Language, infographics and the use of the word as conceptual art, although nothing new, were quite present in this edition of Frieze. In this category, Jack Pierson's indisputably takes the lead with his humorous wall installations which were hanging on the booths of several galleries. Also in this group, Alfredo Jaar, Sam Durant, Barry McGee and Doug Aitken –who continues to be a favorite of mine- brought cheekiness, irony and fun to an otherwise buttoned-up environment.
I truly liked the amazingly large and intensely blue canvas by Yinka Shonibare at James Cohan's gallery made with toys from New York. In the same vein of fantasy, toys and escapism, the work of Cologne-based artist Claus Richter and his entire mixed media installation called "Toyshop" was a standout.

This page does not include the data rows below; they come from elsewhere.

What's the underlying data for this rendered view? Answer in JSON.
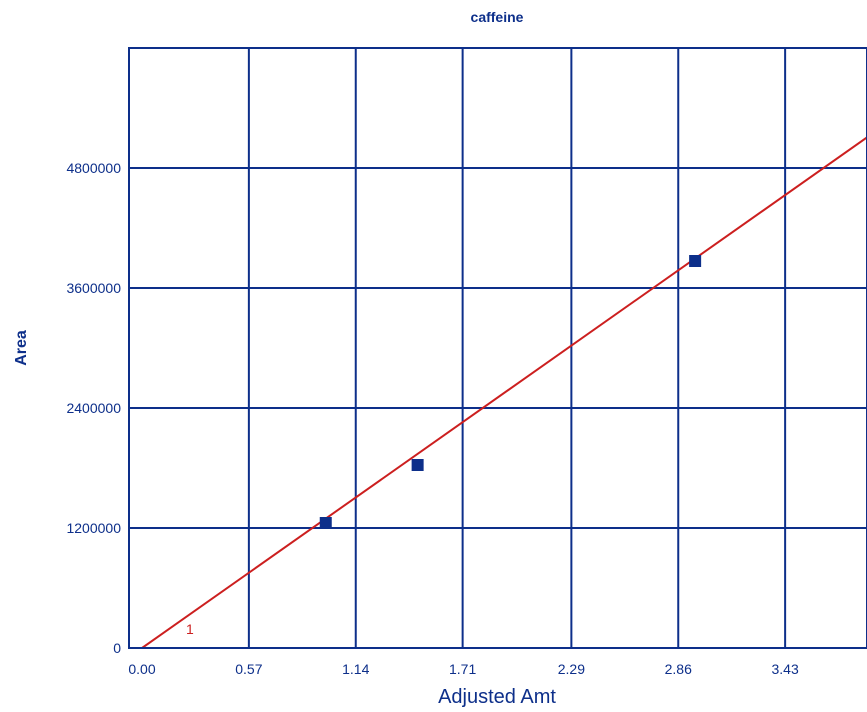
{
  "chart_data": {
    "type": "scatter",
    "title": "caffeine",
    "xlabel": "Adjusted Amt",
    "ylabel": "Area",
    "x_ticks": [
      "0.00",
      "0.57",
      "1.14",
      "1.71",
      "2.29",
      "2.86",
      "3.43"
    ],
    "y_ticks": [
      "0",
      "1200000",
      "2400000",
      "3600000",
      "4800000"
    ],
    "xlim": [
      0,
      3.9
    ],
    "ylim": [
      0,
      6000000
    ],
    "grid": true,
    "series": [
      {
        "type": "scatter",
        "marker": "square",
        "color": "#0d2f8a",
        "x": [
          0.98,
          1.47,
          2.95
        ],
        "y": [
          1250000,
          1830000,
          3870000
        ]
      },
      {
        "type": "line",
        "color": "#cc1f1f",
        "label": "1",
        "x": [
          0,
          3.9
        ],
        "y": [
          0,
          5150000
        ]
      }
    ]
  }
}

In the photographic realm, Daniel Gordon's still life was simply extraordinary and so it was Catherine Opie's photograph of Elizabeth Taylor's jewelry.
All of the works by New Zealand artist Jim Lambie were very compelling. His shattered mirror piece with Sadie Coles was really quite stunning and invited a lot of interaction with the onlookers.
Abstract continues to be super strong and a few of the artists' pieces that caught my eye were those by Sarah Cain, Alessandro Penelli, Chris Martin, Ellen Berkenblit and Gert and Uwe Tobias whose more saturated and vibrant palette contrasted with their own previous work which were darker and moodier.